Along the way, however, she has received many accolades and has become an influential advocate of equality in astronomy and, more broadly, women in science. In 2005, Bell Burnell co-founded the Athena SWAN initiative, which accredits universities and colleges to encourage the development of women and minorities, and was the first woman to chair the Royal Society of Edinburgh and the London Institute of Physics. . According to Bell Burnell, with the IOP, she plans to use her $ 3 million to create bursaries for graduate students from under-represented groups in physics. "There are a lot of people who are not very kindly treated by the current system," she says. "And we do not fully utilize the talents we have at home, regardless of what we lose because we do not offer them the best work environment …. We become much more alert, and gradually our action together in each of these areas. "

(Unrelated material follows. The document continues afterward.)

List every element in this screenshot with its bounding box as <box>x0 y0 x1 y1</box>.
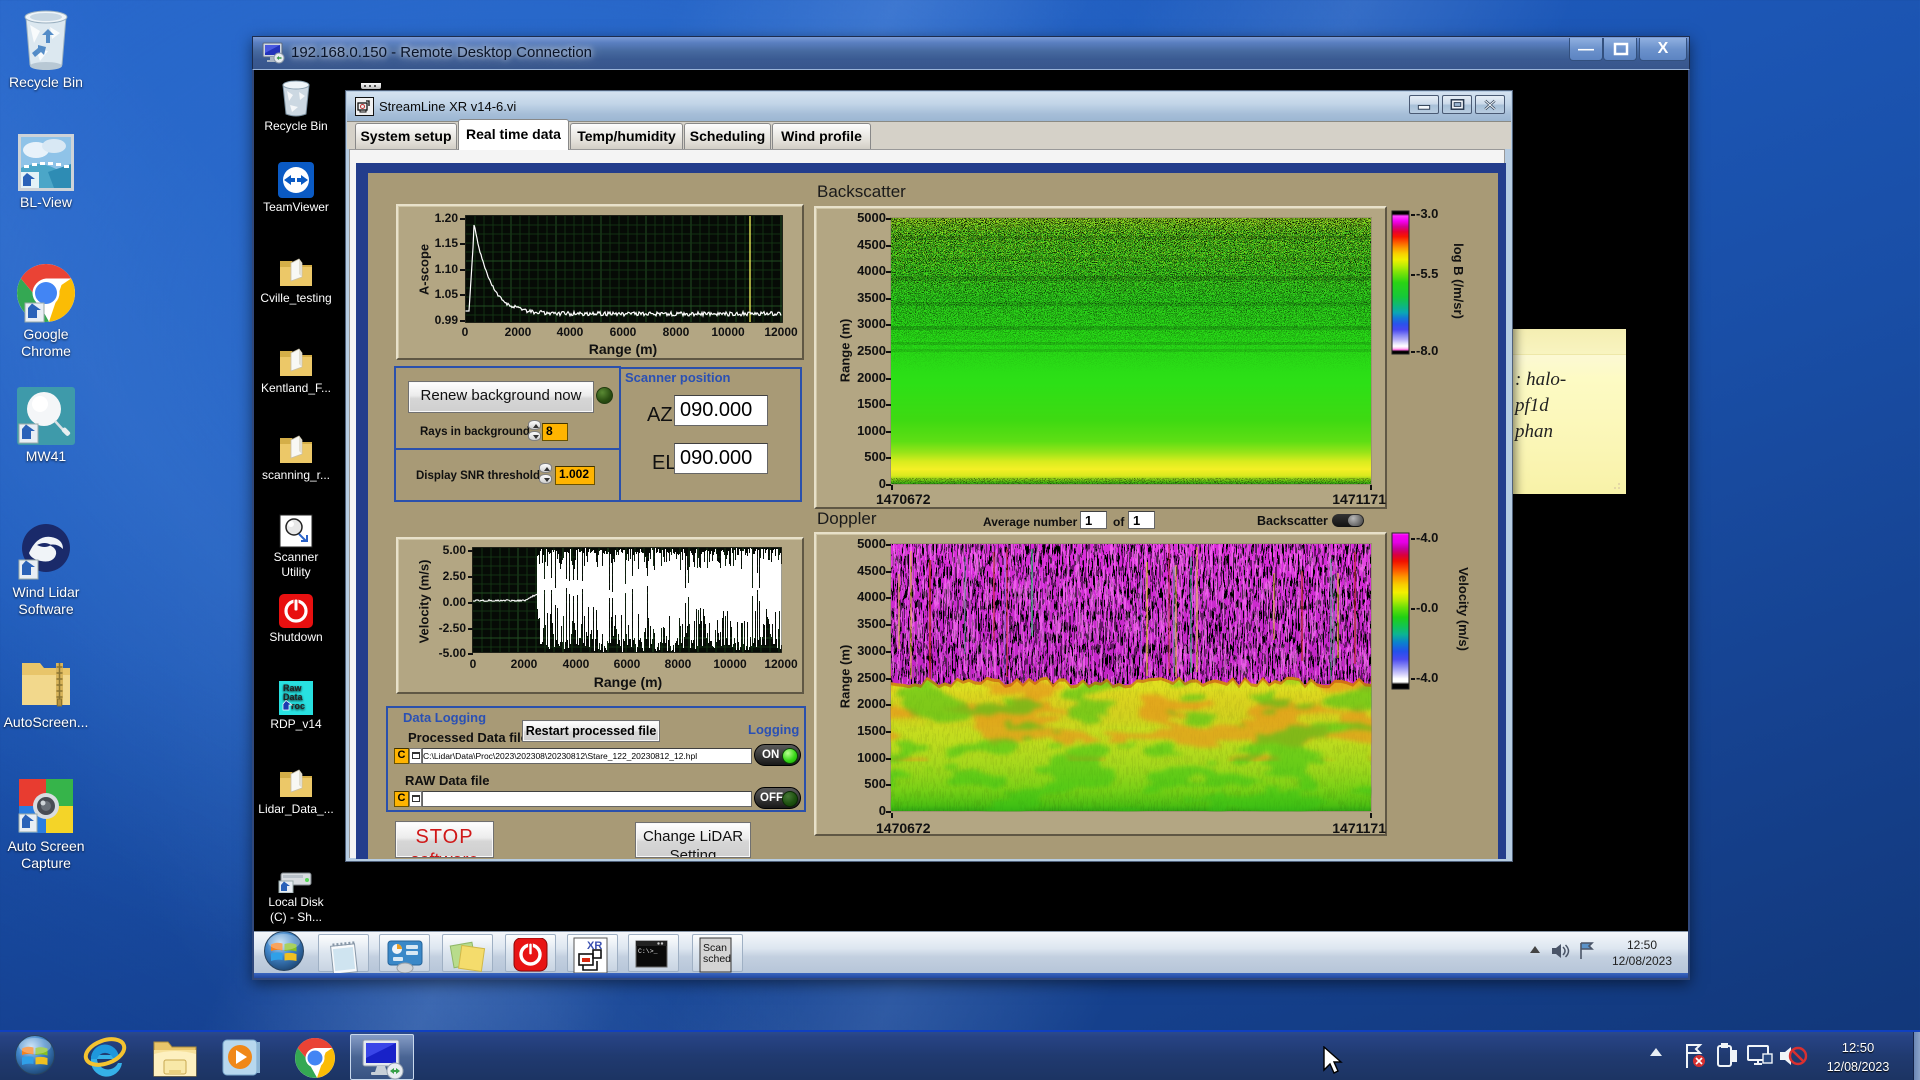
svg-text:roc: roc <box>291 701 305 711</box>
svg-text:C:\>_: C:\>_ <box>638 948 658 955</box>
svg-text:sched: sched <box>703 953 731 965</box>
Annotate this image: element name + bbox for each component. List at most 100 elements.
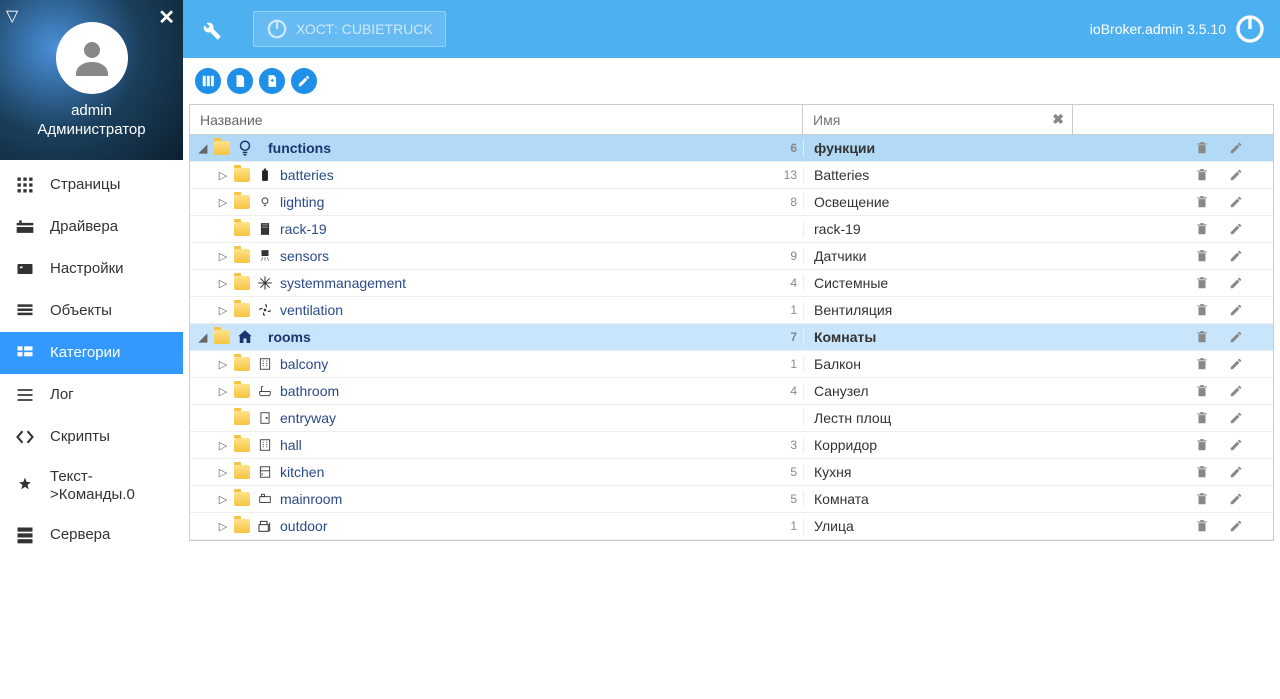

However, the Breakthrough Prize itself is still under development: it turns out that the prestigious selection committee that awarded the special award to Bell Burnell is composed exclusively of men and people Caucasian. Despite this, its price shows how much women in science have come in the last fifty years. "People are paying more attention to the achievements of women and men. There is still a lot to do, but it is much better than before.